Some Catholic voices and media continue to push unfortunate falsehoods about Pope Francis and his apostolic exhortation, Amoris Laetitia. Here is a brief response to some of the more common ‘myths’ of Amoris Laetitia.

1. Pope Francis never answered the “Dubia”

Not directly, but he did make the Buenos Aires directives the official interpretation of Amoris Laetitia, so it reflects his intentions as to its meaning and purpose. Now the Buenos Aires directives #6 states the following:

“If it comes to be recognized that, in a specific case, there are limitations that mitigate responsibility and culpability (cf. 301–302), especially when a person believes they would incur a subsequent wrong by harming the children of the new union, Amoris Laetitia offers the possibility of access to the sacraments of Reconciliation and Eucharist (cf. footnotes 336 and 351).”

That certainly seems like an answer to the first question of the “Dubia” which asked if it is possible to:

“grant absolution in the sacrament of penance and thus to admit to holy Communion a person who, while bound by a valid marital bond, lives together with a different person more uxorio without fulfilling the conditions provided for by Familiaris Consortio, 84, and subsequently reaffirmed by Reconciliatio et Paenitentia, 34, and Sacramentum Caritatis, 29.”

So when Burke asks: “Can the expression “in certain cases” found in Note 351 (305) of the exhortation Amoris Laetitia be applied to divorced persons who are in a new union and who continue to live more uxorio?”

The Buenos Aires document says “YES” with the qualifications stated above.

2. Amoris Laetitia contradicts traditional teaching

No less than Joseph Ratzinger wrote an essay in 1972 outlining the historical precedent for a pastoral practice similar to the Buenos Aires directives. Although he later modified his conclusion as to the prudence of an Amoris Laetitia style approach to the problem of divorced/remarried couples at the present time, he never retracted the historical basis of his prior conclusion nor the principle that the Church can adopts such a practice as it sees fit.

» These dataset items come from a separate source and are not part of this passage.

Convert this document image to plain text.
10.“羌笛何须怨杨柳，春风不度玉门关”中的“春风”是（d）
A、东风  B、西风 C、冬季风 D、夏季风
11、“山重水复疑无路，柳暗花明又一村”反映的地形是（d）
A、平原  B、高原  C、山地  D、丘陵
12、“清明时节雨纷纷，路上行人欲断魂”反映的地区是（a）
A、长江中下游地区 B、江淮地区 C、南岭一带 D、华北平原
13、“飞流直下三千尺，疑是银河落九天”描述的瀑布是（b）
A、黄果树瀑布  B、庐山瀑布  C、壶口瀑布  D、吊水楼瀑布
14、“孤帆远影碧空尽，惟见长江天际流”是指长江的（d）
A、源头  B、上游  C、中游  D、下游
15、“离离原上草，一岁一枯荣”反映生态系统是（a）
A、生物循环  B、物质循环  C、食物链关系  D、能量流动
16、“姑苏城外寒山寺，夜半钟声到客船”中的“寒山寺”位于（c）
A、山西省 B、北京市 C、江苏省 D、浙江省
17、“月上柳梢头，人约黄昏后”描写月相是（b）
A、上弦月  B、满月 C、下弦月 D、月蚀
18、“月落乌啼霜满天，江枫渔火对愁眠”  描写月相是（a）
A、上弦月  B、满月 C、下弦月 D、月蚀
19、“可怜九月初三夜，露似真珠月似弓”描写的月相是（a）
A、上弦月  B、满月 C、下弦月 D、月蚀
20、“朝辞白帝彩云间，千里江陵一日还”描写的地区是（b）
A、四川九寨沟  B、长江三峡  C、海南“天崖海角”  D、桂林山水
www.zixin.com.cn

Ratzinger wrote:

“It can, of itself [the Church], only live and teach “according to the teaching of the Gospel and the Apostle”. But it cannot entirely exclude the limit cases, in which, to avoid still worse things it must remain beneath that which is strictly speaking to be done. Two such collective limit cases appear till that point in time (i.e., until Trent): the transitional stage from paganism to Christianity (Gregory II), and the Church unity, which requires a limitation of demands to the minimum. No one will assert that these are the only and the last cases in which we must ask in detail and with great care where concretely we can be flexible and where we cannot.[emphasis added]”

Therefore, it is the prerogative of the pope to implement a pastoral approach to the divorced/remarried like the one Pope Francis has adopted in Amoris Laetitia. Pope John Paul II chose not to.

3. Amoris Leitita is unclear and ambiguous

See #1. Since the Dubia was supposed to be for the sake of clarity, any clear answer to the Dubia refutes the idea that Amoris Laetitia is still unclear.

4. Amoris Laetitia contradicts Veritatis Splendor

While Amoris Laetitia and Veritatis Splendor emphasize opposite sides of the same coin, they both affirm the other side of it. Veritatis Splendor, for example, affirms the need to pay attention to the complexities of an individual’s life including any weaknesses that mitigate culpability. And Amoris Laetitia for its part affirms that “it is one thing to be understanding of human weakness and the complexities of life, and another to accept ideologies that attempt to sunder what are inseparable aspects of reality. Let us not fall into the sin of trying to replace the Creator.” I have written more about this here.

5. Amoris Laetitia “does away” with Familiaris Consortio

Familiaris Consortio does state a norm about the behavior of divorced/remarried couples in the form of an expectation of abstinence. However, the same Pope John Paul II also affirmed the law of gradualness, which would apply to those people being referred to in chapter eight of Amoris Laetitia. The Vatican has affirmed that this law of gradualism “is a general principle, applicable to every moral disorder, even if intrinsic.” Hence it is applicable to those couples unable as of yet to live the norm stated in Familiaris Consortio. The reasoning of the Buenos Aires directives also utilizes the same reasoning as Familiaris Consortio, extending it to those couples who feel compelled in conscience into material cooperation with continuing a sexual relationship with their spouse.

There are many more variations of the above. So when negative voices continue to push a narrative of rupture about Pope Francis’ apostolic exhortation, take with it a great dose of skepticism.